Your son or daughter will need to check with the mortgage company that they’ve chosen to see what their rules are about “gifted” money. Certain mortgage types or companies don’t allow gifted money as part of the down payment. Almost all companies will require that you write a letter explaining where the money came from and stating that the money is a gift and that you do not expect them to pay it back. Otherwise, the gift is considered a loan and will affect their credit worthiness. Most mortgage companies will have guideline about the amount and in what timeframe such a gift may be made.
Mortgage underwriters are very suspicious types (it is unfortunate that they have to be, but it is a reality in today’s world). If possible, make the gift a couple of months before your child is planning on using it and have them hold it in their account, perhaps in a linked savings account. Money that has been sitting in your child’s account for 3-4 months is considered to be “seasoned money” and provides proof that it is not expected to be paid back. Mortgage underwriters really don’t like to see large, last minute deposits in the client’s account, even if you have a gifting letter. Many mortgage companies will not require a gifting letter if they see “seasoned money” sitting in the borrowers account.
Understand the tax rules concerning your gift.
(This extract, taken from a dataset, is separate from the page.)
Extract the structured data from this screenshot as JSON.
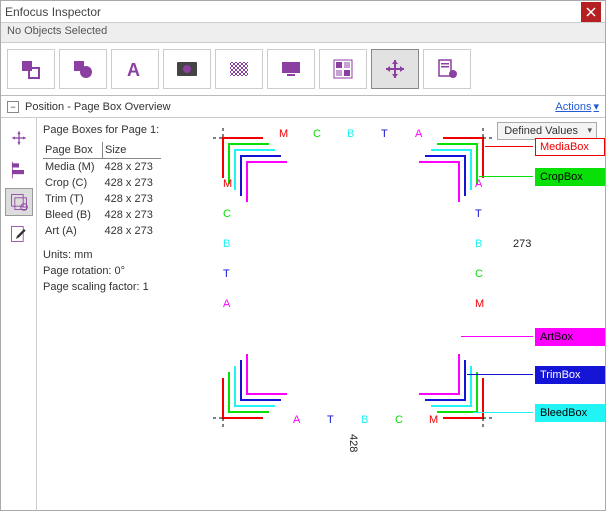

Determine whether you or your child will need to pay taxes on the gift. The annual gift exclusion amount for 2021 stays the same at $15,000 per donor, per recipient. Each individual can give away $15,000 to any individual they desire with no federal gift tax consequences. Married couples can combine these amounts and make $30,000 gifts to each individual, doubling the impact. The child receiving the gift doesn’t have to pay taxes on it. You should consult with your tax person on any gift above the limits to see what your tax liability might be.
Make sure that your child has the other money that will be required to close the sale. The down payment is usually the biggest chunk of the costs to close the sale; however, there are other pre-closing costs that can add up quickly. Those costs include the home inspection, the appraisal and other fees that the mortgage company will charge ahead of the closing, the homeowners’ insurance for the first year and establishment of an escrow for taxes. Some of those costs may be rolled into the mortgage, but figure on at least a couple of thousand dollars to cover these costs. A child who is unable to cover these costs, in addition to needing your help with the down payment, may really not be ready to become a homeowner. They may need your advice more than your money.
So, it is a little more complicated than just writing out a check to your son or daughter. Consider the effort to make sure of all of these requirements to be part of the gift. It is still a great way to help them get a good start on their lives out of your house and into their own home.